A specialized chip for massive context windows
Nvidia says Rubin CPX will shine on tasks that need to process huge amounts of data at once. This includes AI applications that require millions of tokens as context, like analyzing entire codebases or generating videos. CEO Jensen Huang calls CPX the first CUDA GPU built specifically for "massive-context AI."
The technical foundation for this is Nvidia’s "disaggregated inference" strategy. As detailed in a technical blog post, the compute-bound context phase places different demands on hardware than the memory bandwidth-bound generation phase that follows. Rubin CPX will use a monolithic die design, deliver 30 petaFLOPs of NVFP4 compute, pack 128 GB of GDDR7 memory, and offer triple the attention layer acceleration compared to Blackwell.
Blackwell results back up the approach
Nvidia points to recent benchmark results to support its strategy. In the latest round of the MLPerf Inference v5.1 industry standard, Nvidia submitted Blackwell Ultra results for the first time—and set new records.
Blackwell Ultra, running in the GB300 NVL72 rack system, delivered up to 45 percent higher performance per GPU than standard Blackwell, according to Nvidia. Throughput on the new DeepSeek-R1 benchmark is reportedly five times higher than the previous Hopper architecture.
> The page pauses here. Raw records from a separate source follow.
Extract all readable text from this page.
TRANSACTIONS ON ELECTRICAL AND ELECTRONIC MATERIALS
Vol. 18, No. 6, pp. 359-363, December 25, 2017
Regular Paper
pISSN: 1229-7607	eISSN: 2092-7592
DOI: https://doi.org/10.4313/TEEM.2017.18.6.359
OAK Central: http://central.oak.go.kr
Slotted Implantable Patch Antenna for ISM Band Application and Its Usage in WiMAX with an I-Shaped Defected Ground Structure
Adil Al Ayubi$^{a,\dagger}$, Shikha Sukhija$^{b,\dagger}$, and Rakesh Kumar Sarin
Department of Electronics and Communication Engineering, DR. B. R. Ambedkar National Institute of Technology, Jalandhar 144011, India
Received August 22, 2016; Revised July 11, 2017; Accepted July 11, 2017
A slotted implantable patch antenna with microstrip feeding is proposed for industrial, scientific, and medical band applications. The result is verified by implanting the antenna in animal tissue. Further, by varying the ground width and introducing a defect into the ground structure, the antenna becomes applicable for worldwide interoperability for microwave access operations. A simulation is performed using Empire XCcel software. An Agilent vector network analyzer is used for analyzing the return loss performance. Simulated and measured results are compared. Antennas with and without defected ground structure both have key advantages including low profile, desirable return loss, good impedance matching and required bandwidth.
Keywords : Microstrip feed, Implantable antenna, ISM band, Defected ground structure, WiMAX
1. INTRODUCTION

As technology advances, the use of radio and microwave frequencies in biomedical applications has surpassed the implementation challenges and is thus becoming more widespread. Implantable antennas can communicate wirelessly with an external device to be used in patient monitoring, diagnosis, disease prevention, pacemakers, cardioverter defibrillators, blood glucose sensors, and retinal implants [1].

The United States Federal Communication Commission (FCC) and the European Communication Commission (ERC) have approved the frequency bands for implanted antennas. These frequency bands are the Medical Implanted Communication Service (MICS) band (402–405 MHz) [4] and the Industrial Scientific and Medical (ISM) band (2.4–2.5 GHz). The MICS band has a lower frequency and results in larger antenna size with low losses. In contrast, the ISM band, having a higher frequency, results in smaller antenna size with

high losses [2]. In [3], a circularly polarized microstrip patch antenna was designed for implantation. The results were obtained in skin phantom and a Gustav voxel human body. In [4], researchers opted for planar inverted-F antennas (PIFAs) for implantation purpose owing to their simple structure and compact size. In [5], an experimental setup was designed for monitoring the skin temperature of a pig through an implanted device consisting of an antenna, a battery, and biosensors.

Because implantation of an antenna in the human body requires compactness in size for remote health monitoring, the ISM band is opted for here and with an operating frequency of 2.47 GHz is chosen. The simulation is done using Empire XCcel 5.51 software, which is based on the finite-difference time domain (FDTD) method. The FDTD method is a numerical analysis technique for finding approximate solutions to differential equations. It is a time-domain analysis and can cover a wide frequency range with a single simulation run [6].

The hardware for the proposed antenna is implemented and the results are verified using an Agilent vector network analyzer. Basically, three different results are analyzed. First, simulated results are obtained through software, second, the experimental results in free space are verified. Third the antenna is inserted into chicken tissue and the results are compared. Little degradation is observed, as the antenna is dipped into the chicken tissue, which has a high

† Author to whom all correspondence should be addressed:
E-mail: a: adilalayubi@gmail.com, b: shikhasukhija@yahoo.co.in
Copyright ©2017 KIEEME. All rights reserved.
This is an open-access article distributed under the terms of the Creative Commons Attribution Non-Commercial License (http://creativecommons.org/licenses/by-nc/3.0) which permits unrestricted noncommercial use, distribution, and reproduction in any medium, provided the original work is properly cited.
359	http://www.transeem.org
Nvidia notes that these tests already used a software approach to split inference. For the Llama 3.1 405B model, "disaggregated serving" was used to divide the context and generation phases across different GPUs. This method, managed by the Nvidia Dynamo Framework, boosted per-GPU throughput by nearly 1.5x compared to traditional methods. With Rubin CPX, this software approach gets a dedicated hardware solution. Nvidia says partners like Cursor (code editor), Runway (video AI), and Magic (AI agents) are already evaluating the technology for their own use cases.